Ein Gespräch zum Pop Up KOSMOKÖRPER der brasilianischen Choreographin Elisabete Finger

Die Theaterpädagogin und Lehrerin an der Potsdamer AWO-Grundschule, Chica Schmidt, begleitete als explore dance-Projektpartnerin mit ihrer Grundschulklasse den Entstehungsprozess des Pop Ups KOSMOKÖRPER. Im Interview erklärt sie, warum Projekte wie dieses Kindern neue kreative Frei- und Bewegungsräume ermöglichen – und wie spielerische Workshops, rhythmische Herzschlag-Bewegungen und das Zeichnen eigener Körperumrisse die jungen Teilnehmer*innen begeisterten.

Von Astrid Priebs-Tröger | 19. Dezember 2024

Wann war Ihre erste Begegnung mit explore dance? Wie sind Sie zur Partnerin von KOSMOKÖRPER geworden?

Wir hatten vorher schon Kontakt mit der fabrik Potsdam, hatten mehrere Pop Up-Stücke als Aufführungen bei uns in der Schule zu Gast und wurden deshalb als Projektpartner*in für KOSMOKÖRPER angefragt. Das war im Herbst 2023. Im Sommer 2024 war ich mit Schüler*innen der 1. und 2. Klasse zu einem Workshop in der fabrik. Der wurde super angenommen, die Kinder hatten Spaß. Vor allem bei den Bewegungen, die dort ausprobiert wurden und mit dem Malen auf Tapetenbahnen.

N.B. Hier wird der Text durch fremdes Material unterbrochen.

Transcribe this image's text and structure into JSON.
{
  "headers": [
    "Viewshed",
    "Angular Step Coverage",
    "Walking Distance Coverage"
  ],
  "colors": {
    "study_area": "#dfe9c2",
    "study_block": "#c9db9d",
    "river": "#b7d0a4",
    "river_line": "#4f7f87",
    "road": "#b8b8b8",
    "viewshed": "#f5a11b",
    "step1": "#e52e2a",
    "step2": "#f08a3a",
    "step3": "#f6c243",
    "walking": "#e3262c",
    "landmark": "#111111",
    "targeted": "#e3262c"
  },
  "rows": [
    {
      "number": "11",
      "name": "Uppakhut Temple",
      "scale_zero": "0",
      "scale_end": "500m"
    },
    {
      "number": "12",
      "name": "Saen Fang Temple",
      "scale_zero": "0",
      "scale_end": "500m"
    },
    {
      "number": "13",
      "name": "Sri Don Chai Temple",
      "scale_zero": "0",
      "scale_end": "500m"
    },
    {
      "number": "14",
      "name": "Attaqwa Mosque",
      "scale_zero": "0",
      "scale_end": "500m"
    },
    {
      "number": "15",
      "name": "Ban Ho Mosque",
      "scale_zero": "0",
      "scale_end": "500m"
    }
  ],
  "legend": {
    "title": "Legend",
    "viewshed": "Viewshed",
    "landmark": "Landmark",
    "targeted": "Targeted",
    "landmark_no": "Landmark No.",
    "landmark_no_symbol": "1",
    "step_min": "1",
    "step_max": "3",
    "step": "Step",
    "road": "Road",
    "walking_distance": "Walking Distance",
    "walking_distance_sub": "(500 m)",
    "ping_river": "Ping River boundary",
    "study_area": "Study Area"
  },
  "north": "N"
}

Kinder schauen einem Tanzstück zu

Es ging sehr viel um den Herzschlag – Düdüm Düdüm – das haben die Schüler*innen auch danach selbst aufgegriffen. Teilweise auch ihre Lernbegleiterin, das kann man ja auch super in einen Morgenkreis einbinden. Hauptsächlich ging‘s ums Herz und dann haben die Kinder auf Tapetenrollen ihre eigenen originalgroßen Umrisse gezeichnet. Ein Kind legte sich auf den Boden auf das Papier, das andere umrahmte seinen Körper mit dem Stift. Ihre eigenen Körperumrisse befüllten die Kinder dann und malten sie aus:  Welche Organe sind in euch? Was habt ihr heute gefrühstückt? Wo ist dein Herz? Das Stück befand sich ganz am Anfang und die Idee der Choreographin war, Einfälle der Kinder aufzugreifen und diese mit in die Stückentwicklung einzubeziehen. Dabei ging es vor allem um Bewegungsideen, aber auch darum zu sehen, wie die Kinder generell auf die Thematik reagieren.

Ein Kind liegt auf einer Papierbahn während eine Lehrerin seinen Körperumriss abzeichnet
Kinder betrachten eine Papierbahn mit einem ausgemalten Zeichnung eines Körperumrisses
Ein Kind liegt auf einer Papierbahn während ein anderes Kind seinen Körperumriss abzeichnet

Was passierte außer diesem Workshop, welches Material gab es zur Vor- und Nachbereitung?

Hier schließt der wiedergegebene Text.